Conjuring Up the Next Great Horror Movie

I don't see horror movies in the theater, because too often, the audience can kill it for me. I know some people feel that being in the dark, surrounded by a hundred or so people who will jump at all the right moments, heightens the experience. But for me, it's always tedious when people are talking during the inevitably whispered scenes that are key to the plot, or when someone decides to yell out something during an especially tense moment. I usually prefer my horror flicks while sitting on my couch, in the dark, where I can truly get into it.

But because of the buzz surrounding The Conjuring--with an opening weekend take of $41.9, it's become the largest opening all-time for an original horror film--I figured I had to see it in the theater. Plus, my mom and dad wanted to go too, and I don't get to see movies with them often these days (plus, they treated!)

Although I had heard and read such great things--CinemaScore gives it an A-, and no horror film has ever received a higher grade from them--I went into it with tempered expectations. Horror movies over the past 10 years have been increasingly better than the decade or so before, but the endings always seem incredibly stupid to me. It's as if the makings of the next great horror movie are there, and there are moments that build toward that distinction, but then the writer or director just gets lazy and slaps any old ending on it. In real life, sometimes hauntings just stop; that isn't acceptable in a Hollywood story arc.

Dream House, The Devil Inside, The Possession, The Apparition, The Last Exorcism and a whole host of others drew me in, only to disappoint me in the end. And I won't even get into The Cabin in the Woods.

The ending of The Conjuring wasn't what I'd hoped for, either, but it wasn't as much of a let-down. I enjoyed the ride of getting there way too much, and I knew there had to be something intense in the final 20 minutes. It might not be what really happened, but it's what needed to happen for the movie to reach its acceptable conclusion.

Of course, the film did take a number of liberties with the actual events, but that's why films like this are "based on a true story." It's okay to take what really happened and add some artistic license...without it, we wouldn't have the great American tales that we all know and love. Take the facts, sprinkle in a little added drama, and viola! If you do it right, you've got something special.

And this movie is indeed something special. Perhaps it's because of the subject matter and the fact that people I know and trust are part of the history of this case, but I walked out of the theater feeling as though I'd seen a worthy successor to the horror films of my younger days which, in part, drove my passion for the paranormal. Is The Conjuring as good as The Exorcist? Is it up there with Poltergeist in my paranormal pantheon?  Will it become a lifelong obsession like The Amityville Horror? No, but that's okay.

In an age where Paranormal Activity is what passes for a haunted house movie and Saw is the gold standard for slasher flicks, it's hard to find a true horror classic. James Wan, who has been building his horror chops over the past decade with films like the aforementioned Saw and another flick I enjoyed a great deal, Insidious, was at the helm of The Conjuring, and he may have made his masterpiece. At 36 years old, he's from my generation and has created our defining haunted house movie.

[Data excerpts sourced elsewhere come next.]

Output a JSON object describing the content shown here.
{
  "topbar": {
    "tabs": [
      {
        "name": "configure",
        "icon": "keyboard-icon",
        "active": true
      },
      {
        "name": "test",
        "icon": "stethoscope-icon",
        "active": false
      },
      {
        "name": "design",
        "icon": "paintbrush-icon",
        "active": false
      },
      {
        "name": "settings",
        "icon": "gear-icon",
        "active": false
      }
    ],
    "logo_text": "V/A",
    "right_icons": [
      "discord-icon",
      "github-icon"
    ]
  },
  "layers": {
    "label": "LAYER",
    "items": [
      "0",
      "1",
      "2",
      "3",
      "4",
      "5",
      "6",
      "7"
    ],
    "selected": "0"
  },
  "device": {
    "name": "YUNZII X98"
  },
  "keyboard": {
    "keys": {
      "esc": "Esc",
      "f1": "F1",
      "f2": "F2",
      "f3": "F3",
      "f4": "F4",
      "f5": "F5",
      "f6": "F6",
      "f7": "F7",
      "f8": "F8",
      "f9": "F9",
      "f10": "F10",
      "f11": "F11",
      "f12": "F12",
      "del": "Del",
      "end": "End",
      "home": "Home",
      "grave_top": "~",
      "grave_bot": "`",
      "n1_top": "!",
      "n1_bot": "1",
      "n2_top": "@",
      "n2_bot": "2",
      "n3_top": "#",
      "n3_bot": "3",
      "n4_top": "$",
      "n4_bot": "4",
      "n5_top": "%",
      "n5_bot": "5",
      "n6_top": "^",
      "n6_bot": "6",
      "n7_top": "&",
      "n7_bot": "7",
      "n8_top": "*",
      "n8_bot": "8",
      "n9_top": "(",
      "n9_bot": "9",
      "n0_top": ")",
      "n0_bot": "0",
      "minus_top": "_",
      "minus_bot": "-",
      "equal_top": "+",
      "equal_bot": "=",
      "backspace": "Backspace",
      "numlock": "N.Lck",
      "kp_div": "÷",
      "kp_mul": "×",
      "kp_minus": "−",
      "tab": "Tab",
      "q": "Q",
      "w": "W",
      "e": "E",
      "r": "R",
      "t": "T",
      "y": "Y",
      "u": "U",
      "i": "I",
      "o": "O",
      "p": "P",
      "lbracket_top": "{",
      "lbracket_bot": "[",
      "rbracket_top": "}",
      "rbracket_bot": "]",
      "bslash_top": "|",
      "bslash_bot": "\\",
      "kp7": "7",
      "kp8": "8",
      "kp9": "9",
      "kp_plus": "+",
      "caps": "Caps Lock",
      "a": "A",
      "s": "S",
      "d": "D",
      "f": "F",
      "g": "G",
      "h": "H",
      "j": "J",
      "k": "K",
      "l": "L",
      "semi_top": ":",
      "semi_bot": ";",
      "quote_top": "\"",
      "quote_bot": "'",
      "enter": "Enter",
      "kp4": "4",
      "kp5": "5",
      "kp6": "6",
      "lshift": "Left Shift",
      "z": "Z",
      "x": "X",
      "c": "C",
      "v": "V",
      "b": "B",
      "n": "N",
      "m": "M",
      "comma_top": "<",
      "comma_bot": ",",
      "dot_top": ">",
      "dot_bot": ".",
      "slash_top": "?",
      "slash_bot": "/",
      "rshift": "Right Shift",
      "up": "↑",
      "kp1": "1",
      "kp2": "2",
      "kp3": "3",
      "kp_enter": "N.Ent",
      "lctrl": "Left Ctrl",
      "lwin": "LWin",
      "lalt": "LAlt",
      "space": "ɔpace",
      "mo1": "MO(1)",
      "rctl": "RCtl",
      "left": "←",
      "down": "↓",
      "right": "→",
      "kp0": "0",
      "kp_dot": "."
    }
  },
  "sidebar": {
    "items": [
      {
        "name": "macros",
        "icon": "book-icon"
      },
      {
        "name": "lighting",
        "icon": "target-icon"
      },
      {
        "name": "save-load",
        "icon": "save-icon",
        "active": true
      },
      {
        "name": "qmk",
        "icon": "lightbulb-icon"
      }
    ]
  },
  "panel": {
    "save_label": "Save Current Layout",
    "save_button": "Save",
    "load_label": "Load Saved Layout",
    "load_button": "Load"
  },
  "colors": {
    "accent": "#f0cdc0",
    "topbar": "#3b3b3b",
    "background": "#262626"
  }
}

There are subtle builds to the scary moments, rather than in-your-face jump-outs. The audience is given enough time to not only become afraid, but to get inside the on-screen characters' heads and experience their fear as well. The Perrons are just like any other loving family. This could happen to any of us (just a side note, however: despite what the film says, Andrea Perron has assured me that all of the children were baptized and the family was indeed a churchgoing unit). And Wan is gifted enough to make it feel like it is happening to us.

And I should point out that the acting of Lili Taylor as Carolyn Perron and Ron Livingston as Roger Perron is superb. I'm normally not a big fan of Taylor, and it's hard for me to imagine Livingston doing anything but preparing TPS reports. But they're the first couple I've wanted to see escape the clutches of the demonic since Steve and Diane Freeling.

This movie also (finally) introduces Ed and Lorraine Warren to the big screen. Long considered two of the most influential paranormal investigators, they are brought to life by actors Patrick Wilson and Vera Farmiga, and you can tell how much they wanted to accurately portray the First Couple of the Paranormal. They come across as genuine, loving and in something that actually flies in the face of the legend that has developed around them, apprehensive about dealing with the evil that faces them. I never root for the "ghost hunters" in these movies but you can't help but root for the Warrens.

With the film's runaway success and the strong performances of Wilson and Farmiga, a sequel is inevitable. In fact, I wont' give it away, but The Conjuring sets itself up nicely for the continuing adventures of the Warrens, even if the dates don't exactly match up. It's extremely rare that a horror sequel can match up to the original, but I'm convinced that if anyone can do it, it's Wan.